It’s very strange and awkward for me to tell or text someone, “Happy Halloween!” I’d never say this as a kid, no one ever really said it around me. It wasn’t a holiday, but just the day we got lucky to be who the hell we wanted to be without anyone judging us (which is ironic because at every party you go your costume is in for the “Best Costume of the Night” competition). However, the best wasn’t getting dressed, scaring people, or dressing as a “sexy cop,” or “sexy nurse.” It was trick or treating and eating all the candies we collected from one house to another because we knew we could use the 31st of October as an excuse to binge eat until bedtime and that the next day, we’d have to slow it down on the sugar. Halloween was as simple as that.
Now that we all have iPhones and other smartphones in our hands and that we log in into multiple of social networks, we make everything a trend, including fall and Halloween. Aren’t you sick of seeing that every day is a “Happy Something Day”? Sometimes, they add the word international, and I can’t help but think, “Do people in China, in celebrate happy pet day or pizza day, for instance?” Is it really international?
When it comes to Halloween and especially autumn, we tend to focus on useless and non-meaningful things, like pumpkin lattes at Starbucks, maroon (red) or black lipsticks, vintage beige, brown, black, white, orange clothes… the list is too long in my opinion. Yes, it’s fun to change styles and colours like the trees do, but is it really something to celebrate?
*note: i am guilty of focusing on these things as well*
Dont’ get me wrong, I love fall and I love dressing up, but this season and this “holiday” have become part of the capitalist culture. In other words, too commercial just like Valentine’s Day, Christmas, and Easter. We don’t remember love, Christ, nor the Resurrection, but remember the chocolates and the flowers, the gifts under the tree, and the Easter eggs. As for Halloween, is there something to remember?

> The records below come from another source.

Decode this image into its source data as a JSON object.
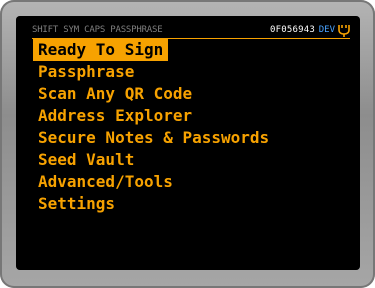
{
  "status_bar": {
    "modifiers": "SHIFT SYM CAPS  PASSPHRASE",
    "device_id": "0F056943",
    "dev_badge": "DEV",
    "usb_icon": "plug-icon"
  },
  "colors": {
    "accent": "#f7a200",
    "background": "#000000",
    "modifier_text": "#7f7f7f",
    "dev_badge": "#4aa3ff"
  },
  "menu": {
    "selected_index": 0,
    "items": [
      {
        "label": "Ready To Sign"
      },
      {
        "label": "Passphrase"
      },
      {
        "label": "Scan Any QR Code"
      },
      {
        "label": "Address Explorer"
      },
      {
        "label": "Secure Notes & Passwords"
      },
      {
        "label": "Seed Vault"
      },
      {
        "label": "Advanced/Tools"
      },
      {
        "label": "Settings"
      }
    ]
  }
}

Well, in countries like Mexico, people remember the hallows (saints) and the martyrs, Thus, the dead. You have probably heard about Los Dias de los Muertos, the day of the dead. It sounds morbid, even worse than halloween’s ghosts and zombies and skeletons, but it’s actually an important day. In countries like Egypt, this celebration lasts two days. That’s how crucial it is. Why? To remember the saints who prayed for us during their lives on Earth (and who still pray in Heaven), to remember the martyrs that fought for their beliefs, to remember the sacrifices of our ancestors, to remember our loved ones who recently passed away, to remember the ones who paved us the way for a comfortable life, to remember the memories, the laughs, the sharing of stories and the exchange of advices, etc. I’m not saying we should remember how they died, how painful it was to witness how death took them away from us, but to remember their living legacy. This is the kind of day that should be international, or at least more present in the Western society.
So if you catch yourself getting scared, or feeling some kind of movement in your house, thinking a ghost pulled the curtains in your living room, or a “woo” that sounded like wind from an open window, remember: it might your grandma who passed away last year, or your great-great-grandfather who laboured day and night to feed his family who are just passing by, saying hi, or pulling a little prank. In any case, they’re thanking you for remembering them. Make sure they’ll never ever be forgotten.
Happy Halloween, or shall I say, as they used to in ancient times, “Hallow’s Eve”!